Serce mi pęka na milion kawałków gdy po raz setny Córa prosi żeby jej włączyć film jak z tatusiem pluska się w baseniku, puszcza bańki mydlane, gra na gitarze, patrzy na dinozaury.......i błagam siły wieczyste by jak najpóźniej się zorientowała, że tatuś już nie wróci, że będzie tylko czasami bywał.......i błagam by on myślał jak ja, by ponad tym wszystkim najważniejsza zawsze była Córa, by znalazł szybko pracę, by chciał poszukać blisko nas mieszkania, by mimo wszystko chciał często u nas bywać......

Kochane mamy w podobnej sytuacji - pomyślcie, co jest lepsze, zatracić siebie czy spróbować być samej...czyż nie jest prawdą szczęśliwa mama = szczęsliwe dziecko? Czy może myślicie tak jak ja parę tygodni temu, dam mu szansę, zmieni się, będzie lepiej...a potem to rozczarowanie...jest tak samo, jest gorzej, może ja za dużo chcę, może za dużo wymagam, może to córy szczęście jest najważniejsze - nie miłość, czułość, uczucie, zainteresowanie - co ja właściwię chcę, mam dom, pracę, męża, dziecko, samochód, wszystkie wygody - a chcę jeszcze miłości??? Czy powinnam być egoistką i rządać czegoś węcej od życia???
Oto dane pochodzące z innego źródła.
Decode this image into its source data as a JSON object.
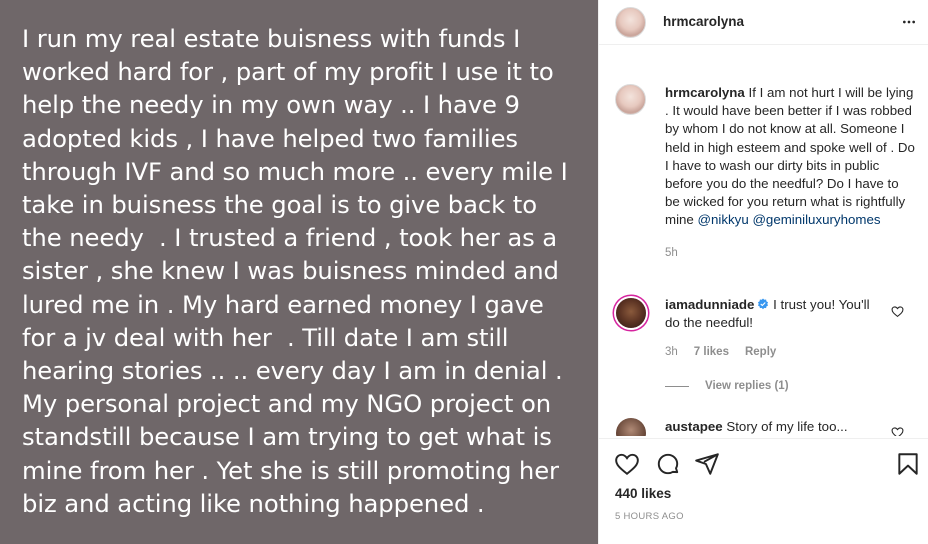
{
  "post": {
    "text": "I run my real estate buisness with funds I worked hard for , part of my profit I use it to help the needy in my own way .. I have 9 adopted kids , I have helped two families through IVF and so much more .. every mile I take in buisness the goal is to give back to the needy  . I trusted a friend , took her as a sister , she knew I was buisness minded and lured me in . My hard earned money I gave  for a jv deal with her  . Till date I am still hearing stories .. .. every day I am in denial . My personal project and my NGO project on standstill because I am trying to get what is mine from her . Yet she is still promoting her biz and acting like nothing happened .",
    "background_color": "#6f6769"
  },
  "header": {
    "username": "hrmcarolyna",
    "more_icon": "more-horizontal-icon"
  },
  "caption": {
    "username": "hrmcarolyna",
    "text": "If I am not hurt I will be lying . It would have been better if I was robbed by whom I do not know at all. Someone I held in high esteem and spoke well of . Do I have to wash our dirty bits in public before you do the needful? Do I have to be wicked for you return what is rightfully mine",
    "mention1": "@nikkyu",
    "mention2": "@geminiluxuryhomes",
    "time": "5h"
  },
  "comments": [
    {
      "username": "iamadunniade",
      "verified": true,
      "text": "I trust you! You'll do the needful!",
      "time": "3h",
      "likes": "7 likes",
      "reply": "Reply",
      "view_replies": "View replies (1)"
    },
    {
      "username": "austapee",
      "text": "Story of my life too..."
    }
  ],
  "actions": {
    "icons": [
      "heart-icon",
      "comment-icon",
      "share-icon",
      "bookmark-icon"
    ],
    "likes": "440 likes",
    "posted": "5 HOURS AGO"
  },
  "colors": {
    "link": "#00376b",
    "muted": "#8e8e8e",
    "verified": "#3897f0"
  }
}
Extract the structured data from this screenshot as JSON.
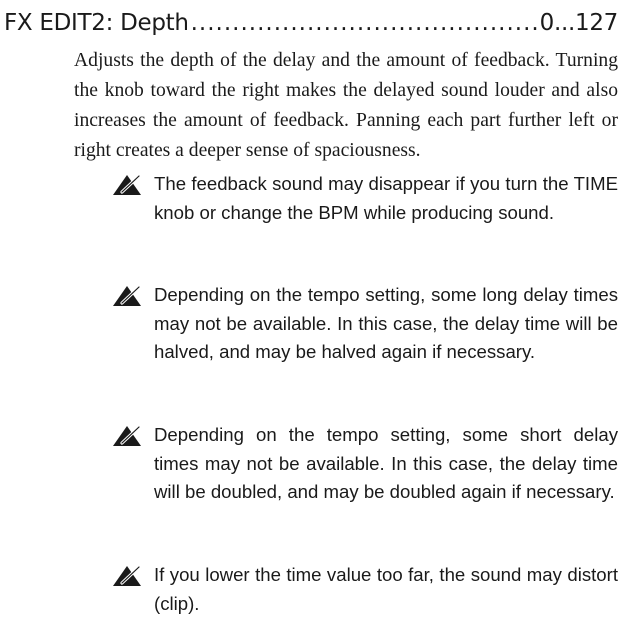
{
  "heading": {
    "label": "FX EDIT2: Depth",
    "leader": "............................................................................................",
    "range": "0...127"
  },
  "intro": "Adjusts the depth of the delay and the amount of feedback. Turning the knob toward the right makes the delayed sound louder and also increases the amount of feedback. Panning each part further left or right creates a deeper sense of spaciousness.",
  "notes": [
    {
      "icon": "note-icon",
      "text": "The feedback sound may disappear if you turn the TIME knob or change the BPM while producing sound."
    },
    {
      "icon": "note-icon",
      "text": "Depending on the tempo setting, some long delay times may not be available. In this case, the delay time will be halved, and may be halved again if necessary."
    },
    {
      "icon": "note-icon",
      "text": "Depending on the tempo setting, some short de­lay times may not be available. In this case, the delay time will be doubled, and may be doubled again if necessary."
    },
    {
      "icon": "note-icon",
      "text": "If you lower the time value too far, the sound may distort (clip)."
    }
  ]
}
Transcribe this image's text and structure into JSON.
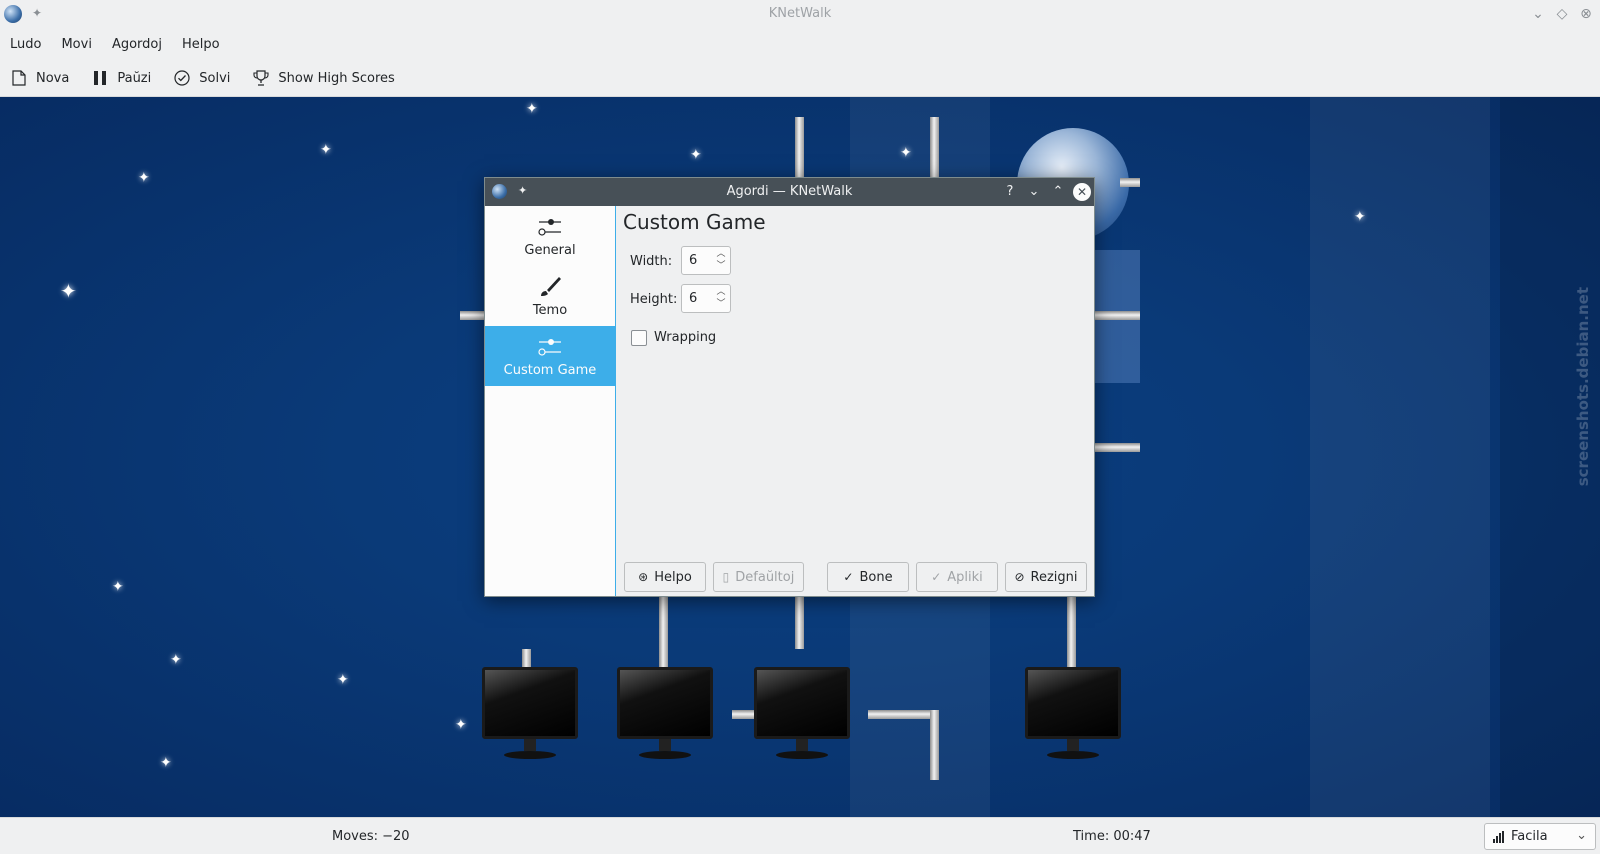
{
  "window": {
    "title": "KNetWalk"
  },
  "menubar": {
    "items": [
      "Ludo",
      "Movi",
      "Agordoj",
      "Helpo"
    ]
  },
  "toolbar": {
    "new_label": "Nova",
    "pause_label": "Paŭzi",
    "solve_label": "Solvi",
    "highscores_label": "Show High Scores"
  },
  "status": {
    "moves": "Moves: −20",
    "time": "Time: 00:47",
    "difficulty": "Facila"
  },
  "watermark": "screenshots.debian.net",
  "dialog": {
    "title": "Agordi — KNetWalk",
    "sidebar": [
      "General",
      "Temo",
      "Custom Game"
    ],
    "active_page": "Custom Game",
    "page_title": "Custom Game",
    "width_label": "Width:",
    "width_value": "6",
    "height_label": "Height:",
    "height_value": "6",
    "wrapping_label": "Wrapping",
    "wrapping_checked": false,
    "buttons": {
      "help": "Helpo",
      "defaults": "Defaŭltoj",
      "ok": "Bone",
      "apply": "Apliki",
      "cancel": "Rezigni"
    }
  },
  "colors": {
    "accent": "#3daee9",
    "titlebar_dark": "#475057",
    "background_blue": "#0a3a78"
  }
}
Żałuję tylko bardzo, że nie zrobiłam tego jak Córa była mała, kiedy jeszcze nie wiedziała o co biega, nie mówiła, nie biegała, była na etapie pić-srać-spać.....teraz za dużo pyta, za dużo słyszy, za dużo widzi....zrozumieć może co straciła, lub też co zabrała jej rodzicielka.

Czy się nie cofnę??
Czy pomimo paraliżującego strachu i bólu będę umiała tym razem to pociągnąć dalej??
Czy nie dam kolejnej szansy??
Czy pogodzę się z losem i przyznam, że była to najgorsza najlepsza decyzja w moim życiu??
Czy znajdę w sobię siłę do spojrzenia w lustro i przyznania, że oto teraz nastała nowa era, era MAMA I GABA??
Czy będę umiała na powrót stać się kobietą atrakcyjną na rynku pracy??
Czy znajdę w sobię siłę by wykluć się z kokona kury domowej i matki polki??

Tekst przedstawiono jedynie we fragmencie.